In the context of mitigating CRC cell proliferation, NC was shown to inhibit cell proliferation and induce apoptosis by blocking the extracellular signal-regulated kinase signaling pathway[26]. Moreover, our molecular docking studies suggested that NC could specifically target CHEK1 with a favorable binding affinity. This opens new avenues for targeted therapies against CHEK1 and lays the groundwork for the future development of anti-cancer drugs targeting CHEK1. Additionally, CRISPR knockout experiments further confirmed the role of CHEK1 in promoting CRC cell proliferation, underscoring its potential as a therapeutic target in CRC. CHEK1 regulates cell cycle and DNA damage response mechanisms and plays a key role in the Ataxia telangiectasia and Rad3-related (ATR) signaling pathway; studies have shown that the ATR inhibitor AZD6738 can be used in combination with trifluridine to efficiently induce cell cycle arrest at the G2/M checkpoint, as well as CHEK1 phosphorylation and enhanced apoptosis[27]. This finding, together with the results found in this study using CRISPR knockdown screening, reflects the importance of CHEK1 in CRC cell proliferation.

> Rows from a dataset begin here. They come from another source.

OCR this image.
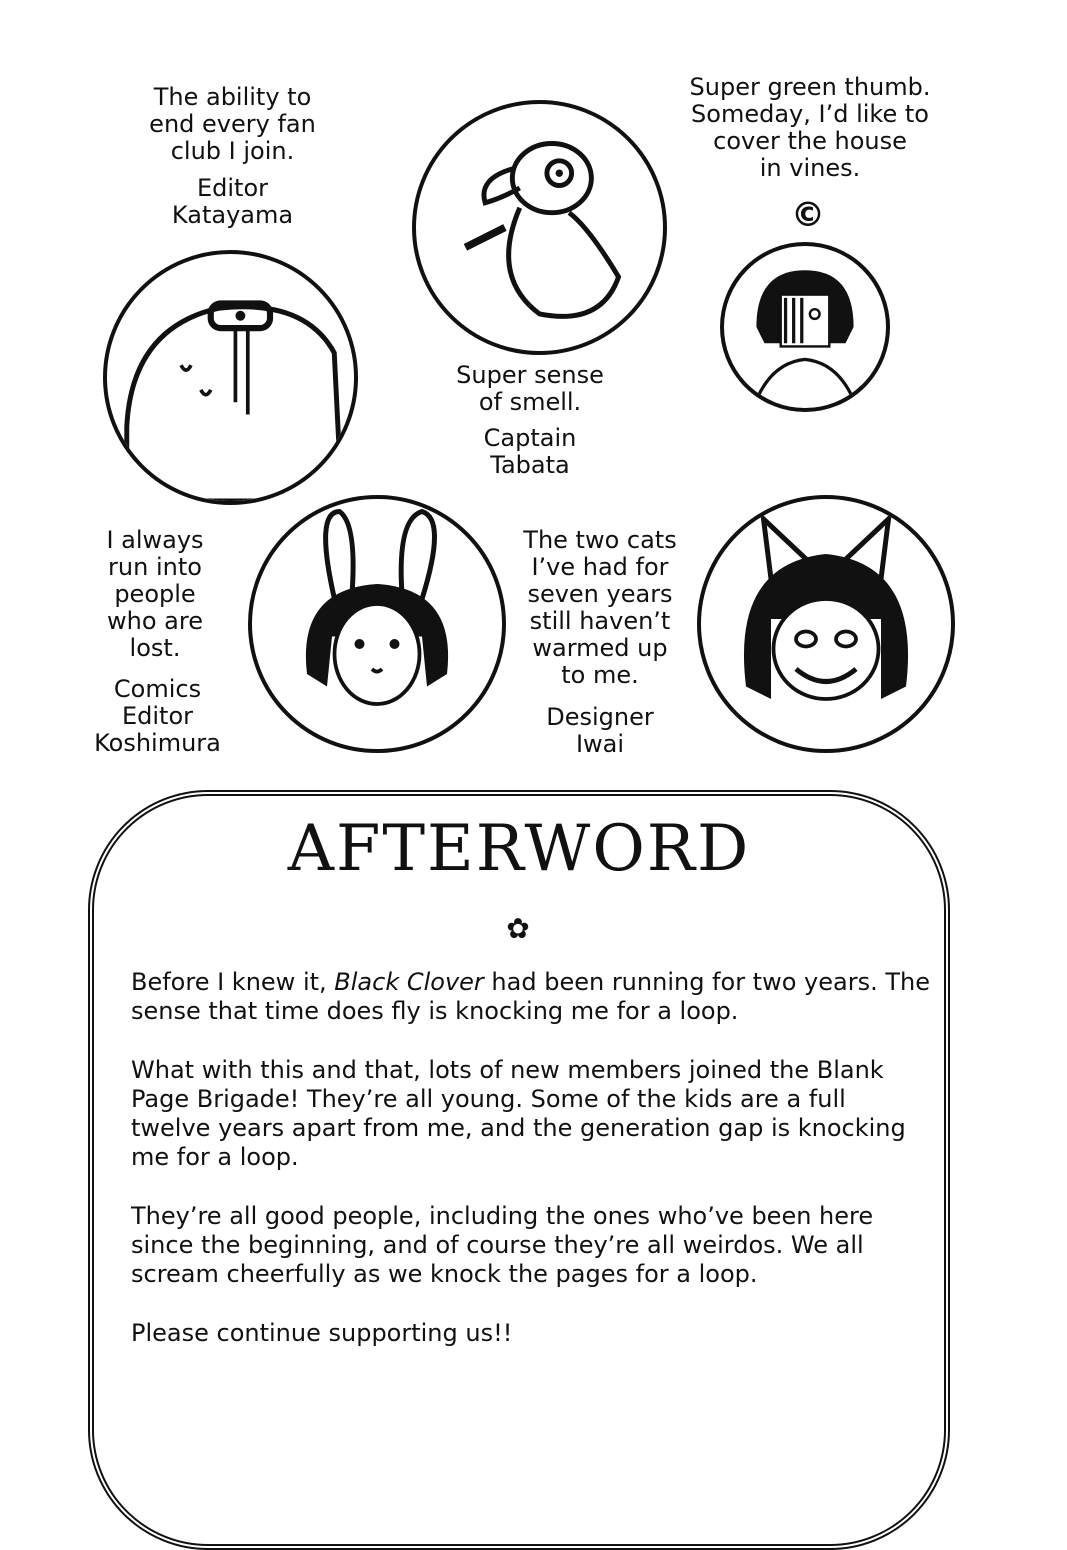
The ability to
end every fan
club I join.
Editor
Katayama
Super sense
of smell.
Captain
Tabata
Super green thumb.
Someday, I’d like to
cover the house
in vines.
©
I always
run into
people
who are
lost.
Comics
Editor
Koshimura
The two cats
I’ve had for
seven years
still haven’t
warmed up
to me.
Designer
Iwai
AFTERWORD
✿

Before I knew it, Black Clover had been running for two years. The sense that time does fly is knocking me for a loop.

What with this and that, lots of new members joined the Blank Page Brigade! They’re all young. Some of the kids are a full twelve years apart from me, and the generation gap is knocking me for a loop.

They’re all good people, including the ones who’ve been here since the beginning, and of course they’re all weirdos. We all scream cheerfully as we knock the pages for a loop.

Please continue supporting us!!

This study systematically explored CHEK1’s expression characteristics and clinical implications in CRC by combining single-cell RNA sequencing and tissue chip technologies. The high expression of CHEK1 in CRC is intimately linked to the initiation and progression of tumor cells, holding significant diagnostic and therapeutic value. Future investigations should delve into the specific mechanistic roles of CHEK1 in CRC and assess its clinical efficacy as a therapeutic target. Furthermore, the development of additional specific drugs targeting CHEK1 and subsequent clinical trials to validate their effectiveness in CRC treatment are needed. Such efforts will contribute to improving early diagnosis and therapeutic outcomes for CRC patients, ultimately leading to effective treatment strategies.

CONCLUSION

CHEK1 is comparatively overexpressed in CRC and is associated with cell proliferation in CRC, highlighting its potential as a biomarker for CRC. However, the limitations of this study include its reliance on specific datasets, which may not encompass the full spectrum of CRC heterogeneity, and the need for further in vivo validation to confirm these findings. Future research should focus on elucidating the precise mechanisms by which CHEK1 influences CRC progression and on exploring the therapeutic significance of targeting CHEK1 to develop effective treatment strategies for CRC patients.